Civil rights organizations including the Sikh Coalition and Groundswell had been campaigning for years for the U.S. government to better monitor hate crimes, and this past June, an FBI advisory policy board passed the vote to track hate crimes against Sikh, Hindu and Arab Americans.
“Storytelling is an act of rebellion, art, introspection and revelation,” says Kaur, who is working on a feature documentary about Oak Creek. “I always knew that I wanted to spend my life using stories to help heal the world. But I didn’t know how. As a scholar, unearthing untold stories of the past? As a filmmaker, telling stories on the big screen? As a lawyer, using stories strategically in halls of power to fight on behalf of people? As a public intellectual, using stories to deepen national discourse in the media? For the last decade, I’ve experimented with all these forms of storytelling, and I began to blaze my own path.”
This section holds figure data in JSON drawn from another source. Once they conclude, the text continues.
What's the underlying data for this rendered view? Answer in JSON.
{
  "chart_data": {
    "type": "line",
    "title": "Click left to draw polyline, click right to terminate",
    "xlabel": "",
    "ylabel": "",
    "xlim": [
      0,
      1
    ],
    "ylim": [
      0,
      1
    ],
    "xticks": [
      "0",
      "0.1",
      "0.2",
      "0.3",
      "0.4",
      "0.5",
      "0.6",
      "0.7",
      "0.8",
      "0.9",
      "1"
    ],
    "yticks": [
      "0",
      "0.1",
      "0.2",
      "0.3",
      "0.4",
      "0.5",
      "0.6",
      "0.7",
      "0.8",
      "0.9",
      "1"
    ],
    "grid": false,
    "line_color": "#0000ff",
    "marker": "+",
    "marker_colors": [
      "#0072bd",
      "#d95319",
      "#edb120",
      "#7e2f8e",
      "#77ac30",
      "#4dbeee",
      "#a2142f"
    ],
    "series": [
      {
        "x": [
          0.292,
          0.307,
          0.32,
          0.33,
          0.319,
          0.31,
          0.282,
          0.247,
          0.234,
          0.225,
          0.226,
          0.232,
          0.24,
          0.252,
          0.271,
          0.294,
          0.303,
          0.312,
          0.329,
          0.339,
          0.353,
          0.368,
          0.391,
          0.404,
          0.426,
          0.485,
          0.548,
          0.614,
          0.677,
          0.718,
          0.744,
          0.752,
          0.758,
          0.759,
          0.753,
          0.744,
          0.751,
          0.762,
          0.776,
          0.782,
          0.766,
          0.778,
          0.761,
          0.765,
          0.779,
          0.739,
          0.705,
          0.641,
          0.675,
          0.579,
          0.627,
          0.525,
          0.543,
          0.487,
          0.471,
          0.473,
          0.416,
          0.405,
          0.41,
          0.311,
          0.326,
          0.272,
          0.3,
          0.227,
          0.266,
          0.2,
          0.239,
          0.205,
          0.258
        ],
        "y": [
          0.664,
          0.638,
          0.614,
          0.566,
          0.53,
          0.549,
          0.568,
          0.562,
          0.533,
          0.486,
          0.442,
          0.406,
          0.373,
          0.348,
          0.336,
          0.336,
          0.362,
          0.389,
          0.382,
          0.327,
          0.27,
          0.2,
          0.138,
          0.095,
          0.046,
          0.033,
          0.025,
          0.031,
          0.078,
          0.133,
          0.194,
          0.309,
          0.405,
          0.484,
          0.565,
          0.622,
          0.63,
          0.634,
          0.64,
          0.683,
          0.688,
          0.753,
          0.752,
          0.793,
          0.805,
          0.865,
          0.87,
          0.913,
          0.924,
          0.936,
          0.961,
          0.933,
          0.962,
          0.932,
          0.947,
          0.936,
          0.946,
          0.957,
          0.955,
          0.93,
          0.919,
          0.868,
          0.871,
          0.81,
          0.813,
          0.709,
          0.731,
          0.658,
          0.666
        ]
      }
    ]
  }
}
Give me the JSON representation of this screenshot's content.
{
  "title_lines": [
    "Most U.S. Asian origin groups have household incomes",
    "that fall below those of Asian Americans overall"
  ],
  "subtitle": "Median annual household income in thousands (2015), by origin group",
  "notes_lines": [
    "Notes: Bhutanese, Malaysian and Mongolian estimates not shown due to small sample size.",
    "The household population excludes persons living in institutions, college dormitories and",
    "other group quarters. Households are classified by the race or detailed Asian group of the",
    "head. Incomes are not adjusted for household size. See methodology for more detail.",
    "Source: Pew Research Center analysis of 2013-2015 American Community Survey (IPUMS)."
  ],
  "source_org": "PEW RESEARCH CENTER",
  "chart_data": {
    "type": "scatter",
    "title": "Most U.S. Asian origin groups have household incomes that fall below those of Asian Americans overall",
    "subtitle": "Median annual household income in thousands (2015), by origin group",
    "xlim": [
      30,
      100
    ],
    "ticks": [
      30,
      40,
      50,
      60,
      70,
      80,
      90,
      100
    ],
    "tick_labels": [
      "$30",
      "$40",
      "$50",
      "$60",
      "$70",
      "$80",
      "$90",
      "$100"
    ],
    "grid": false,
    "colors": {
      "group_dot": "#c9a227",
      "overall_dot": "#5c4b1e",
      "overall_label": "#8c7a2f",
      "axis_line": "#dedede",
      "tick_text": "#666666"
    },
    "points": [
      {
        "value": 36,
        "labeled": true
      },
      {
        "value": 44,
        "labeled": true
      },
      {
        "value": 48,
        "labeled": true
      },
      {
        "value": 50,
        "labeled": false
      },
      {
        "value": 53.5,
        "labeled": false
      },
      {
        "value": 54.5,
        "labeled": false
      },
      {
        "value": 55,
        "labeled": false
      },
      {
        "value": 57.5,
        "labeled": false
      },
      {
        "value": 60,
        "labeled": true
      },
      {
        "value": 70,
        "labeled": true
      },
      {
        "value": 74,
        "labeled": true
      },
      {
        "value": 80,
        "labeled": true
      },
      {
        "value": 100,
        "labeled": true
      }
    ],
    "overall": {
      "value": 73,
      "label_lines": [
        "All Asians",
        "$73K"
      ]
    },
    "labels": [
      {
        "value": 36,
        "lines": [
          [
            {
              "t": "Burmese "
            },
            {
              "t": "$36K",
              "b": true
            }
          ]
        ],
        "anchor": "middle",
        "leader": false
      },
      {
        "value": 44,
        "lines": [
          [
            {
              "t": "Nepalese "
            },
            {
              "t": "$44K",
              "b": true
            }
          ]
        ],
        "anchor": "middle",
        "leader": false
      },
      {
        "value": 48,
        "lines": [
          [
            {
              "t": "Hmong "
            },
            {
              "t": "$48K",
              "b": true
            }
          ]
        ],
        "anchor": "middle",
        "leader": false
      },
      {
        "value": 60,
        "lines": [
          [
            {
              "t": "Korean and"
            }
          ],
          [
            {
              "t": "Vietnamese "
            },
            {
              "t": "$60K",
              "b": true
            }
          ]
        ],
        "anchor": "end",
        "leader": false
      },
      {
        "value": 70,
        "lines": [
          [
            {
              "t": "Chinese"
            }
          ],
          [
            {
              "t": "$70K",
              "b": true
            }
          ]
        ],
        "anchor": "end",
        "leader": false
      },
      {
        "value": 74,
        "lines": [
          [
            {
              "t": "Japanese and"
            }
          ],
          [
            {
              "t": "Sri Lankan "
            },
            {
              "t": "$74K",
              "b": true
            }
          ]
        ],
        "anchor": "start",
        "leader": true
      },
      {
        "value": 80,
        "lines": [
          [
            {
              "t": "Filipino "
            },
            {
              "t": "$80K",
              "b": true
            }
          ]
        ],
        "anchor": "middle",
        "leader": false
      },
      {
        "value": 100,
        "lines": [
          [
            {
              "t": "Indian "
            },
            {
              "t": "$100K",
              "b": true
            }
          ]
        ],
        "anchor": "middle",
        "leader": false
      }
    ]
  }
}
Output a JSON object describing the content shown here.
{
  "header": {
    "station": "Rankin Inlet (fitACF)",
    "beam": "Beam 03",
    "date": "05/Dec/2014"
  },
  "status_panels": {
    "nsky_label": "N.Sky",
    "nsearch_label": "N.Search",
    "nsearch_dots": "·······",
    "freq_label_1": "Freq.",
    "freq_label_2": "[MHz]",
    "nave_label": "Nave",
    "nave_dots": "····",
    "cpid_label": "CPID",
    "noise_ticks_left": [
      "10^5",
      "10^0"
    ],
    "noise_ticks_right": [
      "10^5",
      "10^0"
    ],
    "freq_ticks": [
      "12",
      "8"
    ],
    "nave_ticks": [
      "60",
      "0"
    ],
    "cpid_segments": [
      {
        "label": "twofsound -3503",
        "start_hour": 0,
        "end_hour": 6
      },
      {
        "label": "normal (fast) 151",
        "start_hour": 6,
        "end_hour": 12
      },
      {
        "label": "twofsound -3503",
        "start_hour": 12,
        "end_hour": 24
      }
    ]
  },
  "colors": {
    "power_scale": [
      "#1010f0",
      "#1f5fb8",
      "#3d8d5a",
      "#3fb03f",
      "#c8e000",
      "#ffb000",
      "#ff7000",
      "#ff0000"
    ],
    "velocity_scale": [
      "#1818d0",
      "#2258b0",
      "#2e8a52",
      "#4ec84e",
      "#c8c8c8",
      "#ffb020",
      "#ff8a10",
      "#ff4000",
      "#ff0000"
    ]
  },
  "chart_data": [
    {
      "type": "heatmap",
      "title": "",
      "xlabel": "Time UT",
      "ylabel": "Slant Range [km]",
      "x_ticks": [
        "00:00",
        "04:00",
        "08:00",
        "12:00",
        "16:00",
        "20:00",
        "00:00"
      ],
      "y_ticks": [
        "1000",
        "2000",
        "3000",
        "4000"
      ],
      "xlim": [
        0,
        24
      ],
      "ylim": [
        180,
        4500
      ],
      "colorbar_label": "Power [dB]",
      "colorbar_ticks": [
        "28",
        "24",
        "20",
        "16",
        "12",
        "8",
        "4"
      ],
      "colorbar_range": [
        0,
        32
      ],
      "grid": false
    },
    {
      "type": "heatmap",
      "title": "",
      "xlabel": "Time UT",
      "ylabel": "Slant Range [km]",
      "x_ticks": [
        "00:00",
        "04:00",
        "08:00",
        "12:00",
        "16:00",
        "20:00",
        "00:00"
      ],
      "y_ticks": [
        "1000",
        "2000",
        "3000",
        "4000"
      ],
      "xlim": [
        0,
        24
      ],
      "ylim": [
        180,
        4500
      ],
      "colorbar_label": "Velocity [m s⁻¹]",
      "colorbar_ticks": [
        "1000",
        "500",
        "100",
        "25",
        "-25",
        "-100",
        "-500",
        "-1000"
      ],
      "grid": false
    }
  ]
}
Coming out of law school, I founded Groundswell, an initiative at Auburn Seminary that connects and equips people across many faiths and backgrounds in one network to wage campaigns. We train people to use storytelling in movements for social change using digital tools. We run campaigns responding to today’s most pressing social issues, including LGBTQ equality, human trafficking, hate crimes, and gun violence. In little over a year, our base has grown to nearly 100,000 members. We now invite all people of faith and moral conscious to use the Groundswell platform to launch their own campaigns.
On the Yale Visual Law Project, where she makes films and trains students in the art of visual advocacy at Yale Law School
The Yale Visual Law Project is now beginning its fourth year at Yale Law School. We have sister organizations at other law schools too. My hope is that more lawyers and advocates will partner with filmmakers to use storytelling for social change campaigns.
We recently released our latest film The Worst of the Worst about the practice of solitary confinement in America’s supermax prisons. The film shows how supermax prisons harm all who walk through the doors by using personal stories of the people inside: a former inmate trying to rebuild his life but haunted by memories from the prison, a guard suffering from PTSD and the buddies trying to help him, and a desperate mother on a mission to support a son who spends 23 hours a day in isolation. It reflects my belief that changing the world requires more than battling individual bad actors; it requires challenging those institutions of power designed to bring out the worst in us. Within months of its release, the film has played a role in reforming the supermax prison in Connecticut and emptying its cells.
Who influences you?
My mother’s father was Captain Gurdial Singh Gill, who lived with my brother and me our entire childhood. He is the single greatest influence on my life – my guiding star and pillar of wisdom.
My grandfather’s last lesson to me was this: In life, you will endure the noise and whip of the whirlwind. But if you dare to walk the path of a saint-soldier, the deepest part of your heart will always be sheltered from the swirling hot winds. You just have to practice residing in that still sacred center. For me, each day presents an opportunity to live boldly like Papa Ji, and each night to close my eyes with love and gratitude in my heart, as he did.